Cutting legal aid to save costs carries the risk of becoming a classic example of false economy, and there will be no parity of justice when one party is represented and the other is not. The Government must be close to finding themselves in breach of Article 6 of the European Convention on Human Rights, which says that everyone facing a criminal charge is entitled to a fair and public hearing and has the minimum rights of,

“adequate time and facilities for the preparation of his defence; to defend himself in person or through legal assistance of his own choosing”.

The cuts in aid and in fees are such as to endanger the future of the profession. They also offend against each and every one of the objectives of Section 1 of the Legal Services Act 2007, which include,

“improving access to justice … protecting the interests of consumers … encouraging an independent, strong, diverse and effective legal profession”,

and supporting “the rule of law”.

Given that there will be no assistance for most divorcees, it is urgent that the law on financial provision on divorce be reformed to make it user-friendly. The sums involved amount to £220 million a year. One could make savings by reforming the law of financial provision on divorce. It is now so complicated, uncertain and unfair that it is almost impossible to predict the outcome of litigation about dividing family assets on divorce. There are cases where almost as much is spent on fighting as the assets themselves are worth. There have even been cases where the entire assets are spent on costs. That is because the law is unjust and based on old-fashioned principles without regard to today’s high breakdown rates, women’s equality and independent earning power. The Law Commission has recently put forward for consideration proposals to replace the current unsatisfactory statutory provisions on financial provision in divorce with new ones that might rely on a formulaic calculation. While this is a blunt instrument, there is much to be said for having a law that enables separating parties to calculate for themselves how their assets should be divided. An alternative, which I am minded to put forward for your Lordships’ consideration in a Private Member’s Bill, is to replace the English law on financial provision on divorce with the Scots law. That law by and large provides for the equal sharing of family property and limited ongoing financial support. It works well in Scotland, there are few reported cases and there is no reason why it should not be imported here.

Of course, agreements between spouses and cohabitants about sharing property on separation should be respected and not subjected to dissection by the courts. In other words, we should recognise pre-nups and do away with expensive litigation over their validity and the substance of the issues. Our justice system need not be as costly as it is if, in family law at least, the parties are treated as adults and given clear guidelines about the division of their assets.

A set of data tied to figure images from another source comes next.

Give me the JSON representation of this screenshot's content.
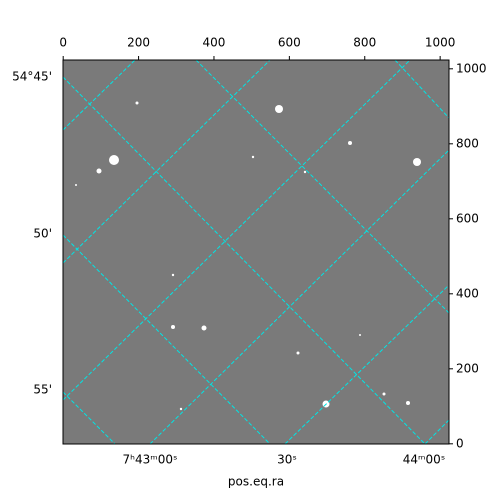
{
  "chart_data": {
    "type": "image",
    "xlabel": "pos.eq.ra",
    "xlim": [
      -0.5,
      1023.5
    ],
    "xticks": [
      0,
      200,
      400,
      600,
      800,
      1000
    ],
    "ylim": [
      -0.5,
      1023.5
    ],
    "yticks": [
      0,
      200,
      400,
      600,
      800,
      1000
    ],
    "ra_ticks": [
      "7ʰ43ᵐ00ˢ",
      "30ˢ",
      "44ᵐ00ˢ"
    ],
    "dec_ticks": [
      "54°45'",
      "50'",
      "55'"
    ],
    "grid_color": "#00e5e5"
  }
}
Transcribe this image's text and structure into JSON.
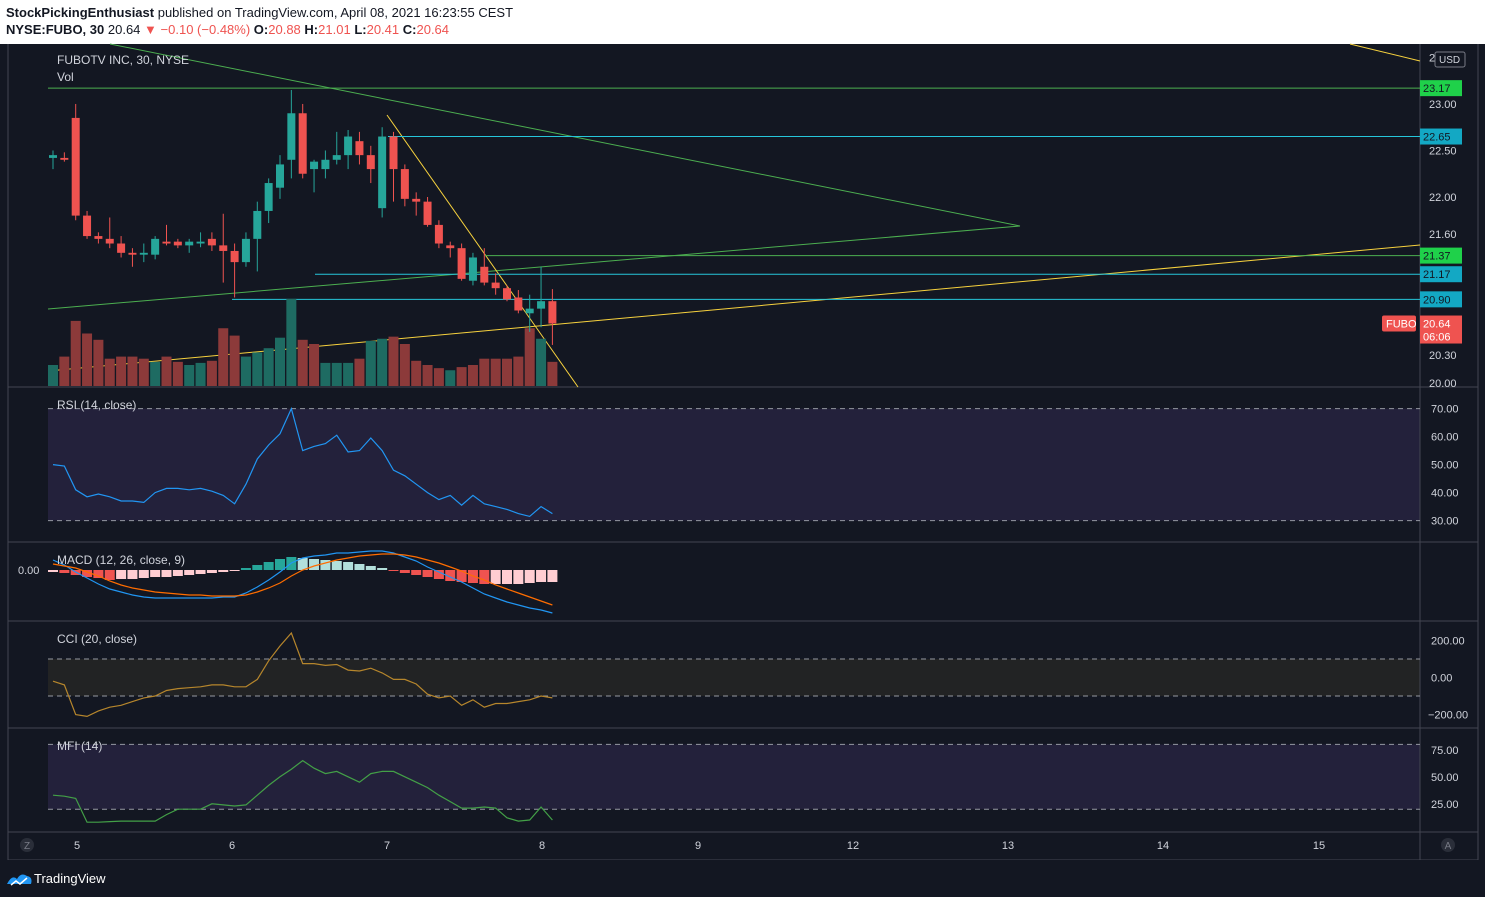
{
  "header": {
    "author": "StockPickingEnthusiast",
    "published": "published on TradingView.com, April 08, 2021 16:23:55 CEST",
    "symbol": "NYSE:FUBO, 30",
    "last": "20.64",
    "arrow": "▼",
    "change": "−0.10 (−0.48%)",
    "o_label": "O:",
    "o_val": "20.88",
    "h_label": "H:",
    "h_val": "21.01",
    "l_label": "L:",
    "l_val": "20.41",
    "c_label": "C:",
    "c_val": "20.64"
  },
  "footer": {
    "brand": "TradingView",
    "z_btn": "Z",
    "a_btn": "A"
  },
  "colors": {
    "bg": "#131722",
    "up": "#26a69a",
    "down": "#ef5350",
    "grid": "#2a2e39",
    "green_line": "#4caf50",
    "cyan_line": "#26c6da",
    "yellow_line": "#f7d23e",
    "rsi": "#2196f3",
    "macd": "#2196f3",
    "signal": "#ff6d00",
    "cci": "#b6862c",
    "mfi": "#43a047"
  },
  "chart_data": [
    {
      "type": "candlestick",
      "title": "FUBOTV INC, 30, NYSE",
      "sublabel": "Vol",
      "currency": "USD",
      "symbol_tag": "FUBO",
      "price_label": "20.64",
      "countdown": "06:06",
      "ylim": [
        19.99,
        23.58
      ],
      "y_ticks": [
        "23.50",
        "23.00",
        "22.50",
        "22.00",
        "21.60",
        "20.30",
        "20.00"
      ],
      "x_ticks": [
        "5",
        "6",
        "7",
        "8",
        "9",
        "12",
        "13",
        "14",
        "15"
      ],
      "hlines": [
        {
          "price": 23.17,
          "label": "23.17",
          "color": "green"
        },
        {
          "price": 22.65,
          "label": "22.65",
          "color": "cyan"
        },
        {
          "price": 21.37,
          "label": "21.37",
          "color": "green"
        },
        {
          "price": 21.17,
          "label": "21.17",
          "color": "cyan"
        },
        {
          "price": 20.9,
          "label": "20.90",
          "color": "cyan"
        }
      ],
      "ohlc": [
        [
          22.42,
          22.5,
          22.3,
          22.45
        ],
        [
          22.42,
          22.48,
          22.38,
          22.4
        ],
        [
          22.85,
          23.0,
          21.75,
          21.8
        ],
        [
          21.8,
          21.85,
          21.55,
          21.58
        ],
        [
          21.58,
          21.62,
          21.5,
          21.55
        ],
        [
          21.55,
          21.78,
          21.45,
          21.5
        ],
        [
          21.5,
          21.58,
          21.35,
          21.4
        ],
        [
          21.4,
          21.45,
          21.25,
          21.38
        ],
        [
          21.38,
          21.5,
          21.3,
          21.4
        ],
        [
          21.38,
          21.58,
          21.33,
          21.55
        ],
        [
          21.52,
          21.7,
          21.48,
          21.5
        ],
        [
          21.52,
          21.55,
          21.45,
          21.48
        ],
        [
          21.48,
          21.55,
          21.4,
          21.52
        ],
        [
          21.5,
          21.62,
          21.46,
          21.52
        ],
        [
          21.55,
          21.62,
          21.42,
          21.48
        ],
        [
          21.48,
          21.82,
          21.08,
          21.42
        ],
        [
          21.42,
          21.5,
          20.92,
          21.3
        ],
        [
          21.3,
          21.62,
          21.25,
          21.55
        ],
        [
          21.55,
          21.95,
          21.2,
          21.85
        ],
        [
          21.85,
          22.2,
          21.72,
          22.15
        ],
        [
          22.1,
          22.45,
          21.98,
          22.35
        ],
        [
          22.4,
          23.15,
          22.2,
          22.9
        ],
        [
          22.9,
          23.0,
          22.2,
          22.25
        ],
        [
          22.3,
          22.4,
          22.05,
          22.38
        ],
        [
          22.3,
          22.5,
          22.2,
          22.4
        ],
        [
          22.4,
          22.7,
          22.35,
          22.45
        ],
        [
          22.45,
          22.72,
          22.3,
          22.65
        ],
        [
          22.6,
          22.7,
          22.35,
          22.45
        ],
        [
          22.45,
          22.55,
          22.15,
          22.3
        ],
        [
          21.88,
          22.75,
          21.78,
          22.65
        ],
        [
          22.65,
          22.7,
          21.95,
          22.3
        ],
        [
          22.3,
          22.35,
          21.9,
          21.98
        ],
        [
          21.98,
          22.05,
          21.8,
          21.95
        ],
        [
          21.95,
          22.0,
          21.68,
          21.7
        ],
        [
          21.7,
          21.75,
          21.45,
          21.5
        ],
        [
          21.48,
          21.52,
          21.35,
          21.45
        ],
        [
          21.45,
          21.5,
          21.1,
          21.12
        ],
        [
          21.1,
          21.4,
          21.05,
          21.35
        ],
        [
          21.25,
          21.45,
          21.05,
          21.08
        ],
        [
          21.08,
          21.18,
          20.95,
          21.02
        ],
        [
          21.02,
          21.05,
          20.88,
          20.9
        ],
        [
          20.92,
          21.0,
          20.75,
          20.78
        ],
        [
          20.75,
          20.95,
          20.55,
          20.8
        ],
        [
          20.8,
          21.25,
          20.6,
          20.88
        ],
        [
          20.88,
          21.01,
          20.41,
          20.64
        ]
      ],
      "volume": [
        [
          0.2,
          "up"
        ],
        [
          0.28,
          "down"
        ],
        [
          0.62,
          "down"
        ],
        [
          0.5,
          "down"
        ],
        [
          0.44,
          "down"
        ],
        [
          0.26,
          "down"
        ],
        [
          0.28,
          "down"
        ],
        [
          0.28,
          "down"
        ],
        [
          0.26,
          "down"
        ],
        [
          0.23,
          "up"
        ],
        [
          0.28,
          "down"
        ],
        [
          0.23,
          "down"
        ],
        [
          0.2,
          "up"
        ],
        [
          0.22,
          "up"
        ],
        [
          0.24,
          "down"
        ],
        [
          0.55,
          "down"
        ],
        [
          0.48,
          "down"
        ],
        [
          0.28,
          "up"
        ],
        [
          0.32,
          "up"
        ],
        [
          0.36,
          "up"
        ],
        [
          0.46,
          "up"
        ],
        [
          0.83,
          "up"
        ],
        [
          0.44,
          "down"
        ],
        [
          0.4,
          "down"
        ],
        [
          0.22,
          "up"
        ],
        [
          0.22,
          "up"
        ],
        [
          0.22,
          "up"
        ],
        [
          0.26,
          "down"
        ],
        [
          0.43,
          "up"
        ],
        [
          0.45,
          "up"
        ],
        [
          0.47,
          "down"
        ],
        [
          0.4,
          "down"
        ],
        [
          0.24,
          "down"
        ],
        [
          0.2,
          "down"
        ],
        [
          0.17,
          "down"
        ],
        [
          0.15,
          "up"
        ],
        [
          0.18,
          "down"
        ],
        [
          0.2,
          "down"
        ],
        [
          0.26,
          "down"
        ],
        [
          0.26,
          "down"
        ],
        [
          0.26,
          "down"
        ],
        [
          0.28,
          "down"
        ],
        [
          0.55,
          "down"
        ],
        [
          0.45,
          "up"
        ],
        [
          0.23,
          "down"
        ]
      ]
    },
    {
      "type": "line",
      "title": "RSI (14, close)",
      "ylim": [
        27,
        72
      ],
      "y_ticks": [
        "70.00",
        "60.00",
        "50.00",
        "40.00",
        "30.00"
      ],
      "bands": [
        70,
        30
      ],
      "values": [
        50,
        49.5,
        41,
        38.5,
        39.5,
        38.5,
        37,
        37,
        36.5,
        40,
        41.5,
        41.5,
        41,
        41.5,
        40.5,
        39,
        36,
        43,
        52,
        57,
        61,
        70,
        55,
        56.5,
        57.5,
        60.5,
        54.5,
        55,
        59.5,
        55,
        48,
        46,
        43,
        40,
        37.5,
        39,
        35.5,
        39,
        36,
        35,
        34,
        32.5,
        31.5,
        35,
        32.5
      ]
    },
    {
      "type": "bar+line",
      "title": "MACD (12, 26, close, 9)",
      "zero_label": "0.00",
      "ylim": [
        -0.48,
        0.22
      ],
      "histogram": [
        -0.02,
        -0.03,
        -0.05,
        -0.07,
        -0.08,
        -0.1,
        -0.09,
        -0.09,
        -0.08,
        -0.07,
        -0.07,
        -0.06,
        -0.05,
        -0.04,
        -0.03,
        -0.02,
        -0.01,
        0.02,
        0.05,
        0.08,
        0.11,
        0.13,
        0.12,
        0.11,
        0.1,
        0.09,
        0.08,
        0.06,
        0.04,
        0.02,
        -0.01,
        -0.03,
        -0.05,
        -0.07,
        -0.09,
        -0.11,
        -0.12,
        -0.13,
        -0.14,
        -0.14,
        -0.14,
        -0.14,
        -0.13,
        -0.12,
        -0.12
      ],
      "macd": [
        0.1,
        0.05,
        -0.02,
        -0.08,
        -0.14,
        -0.19,
        -0.22,
        -0.25,
        -0.27,
        -0.28,
        -0.28,
        -0.28,
        -0.28,
        -0.28,
        -0.28,
        -0.27,
        -0.27,
        -0.23,
        -0.17,
        -0.1,
        -0.02,
        0.07,
        0.12,
        0.14,
        0.15,
        0.17,
        0.17,
        0.18,
        0.19,
        0.19,
        0.17,
        0.13,
        0.09,
        0.03,
        -0.02,
        -0.07,
        -0.12,
        -0.18,
        -0.24,
        -0.28,
        -0.32,
        -0.35,
        -0.38,
        -0.4,
        -0.43
      ],
      "signal": [
        0.06,
        0.04,
        0.02,
        -0.02,
        -0.06,
        -0.11,
        -0.15,
        -0.18,
        -0.2,
        -0.22,
        -0.23,
        -0.24,
        -0.25,
        -0.25,
        -0.26,
        -0.26,
        -0.26,
        -0.25,
        -0.22,
        -0.18,
        -0.13,
        -0.06,
        0.0,
        0.04,
        0.07,
        0.1,
        0.12,
        0.14,
        0.15,
        0.16,
        0.16,
        0.15,
        0.13,
        0.1,
        0.07,
        0.03,
        -0.01,
        -0.06,
        -0.1,
        -0.15,
        -0.19,
        -0.23,
        -0.27,
        -0.31,
        -0.35
      ]
    },
    {
      "type": "line",
      "title": "CCI (20, close)",
      "ylim": [
        -240,
        240
      ],
      "y_ticks": [
        "200.00",
        "0.00",
        "−200.00"
      ],
      "bands": [
        100,
        -100
      ],
      "values": [
        -20,
        -40,
        -200,
        -210,
        -180,
        -160,
        -150,
        -130,
        -110,
        -100,
        -70,
        -60,
        -55,
        -50,
        -40,
        -40,
        -50,
        -50,
        -10,
        90,
        170,
        240,
        75,
        75,
        65,
        70,
        40,
        35,
        50,
        25,
        -10,
        -10,
        -35,
        -90,
        -110,
        -100,
        -150,
        -120,
        -160,
        -140,
        -140,
        -130,
        -120,
        -100,
        -110
      ]
    },
    {
      "type": "line",
      "title": "MFI (14)",
      "ylim": [
        10,
        85
      ],
      "y_ticks": [
        "75.00",
        "50.00",
        "25.00"
      ],
      "bands": [
        80,
        20
      ],
      "values": [
        33,
        32,
        30,
        8,
        8,
        8.5,
        9,
        9,
        9,
        9,
        15,
        20,
        20,
        20,
        25,
        24,
        23,
        24,
        33,
        42,
        50,
        57,
        65,
        58,
        53,
        55,
        50,
        45,
        53,
        55,
        55,
        50,
        45,
        40,
        33,
        27,
        21,
        21,
        22,
        21,
        12,
        9,
        10,
        22,
        10
      ]
    }
  ]
}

Finally, one should get the extent of legal aid savings into perspective. Great damage is about to be done to the court system, litigants, the legal profession, diversity and the rule of law to effect a saving of £220 million a year. We have just spent £10 billion on the Olympics, with so far not much legacy. The Government have recently committed to spending £60 million on converting the Olympic stadium into a football ground for West Ham. We have lost our moral compass if we think that it is preferable to spend on the Olympic stadium rather than on legal aid, to give tax relief on wind turbines rather than spend sums on access to justice, and when we send overseas aid to Argentina rather than supporting the rule of law at home. The requisite savings could be made if alleged criminals’ assets were unfrozen and used to fund their legal representation as the litigation unfolds. I am sure that everyone in this House has a taxpayer-funded project in mind that is unnecessary and less significant than cutting access to justice. If the legal system and the citizen’s ability to use it are damaged, then the fine words of a new legislative programme will never be any more than that.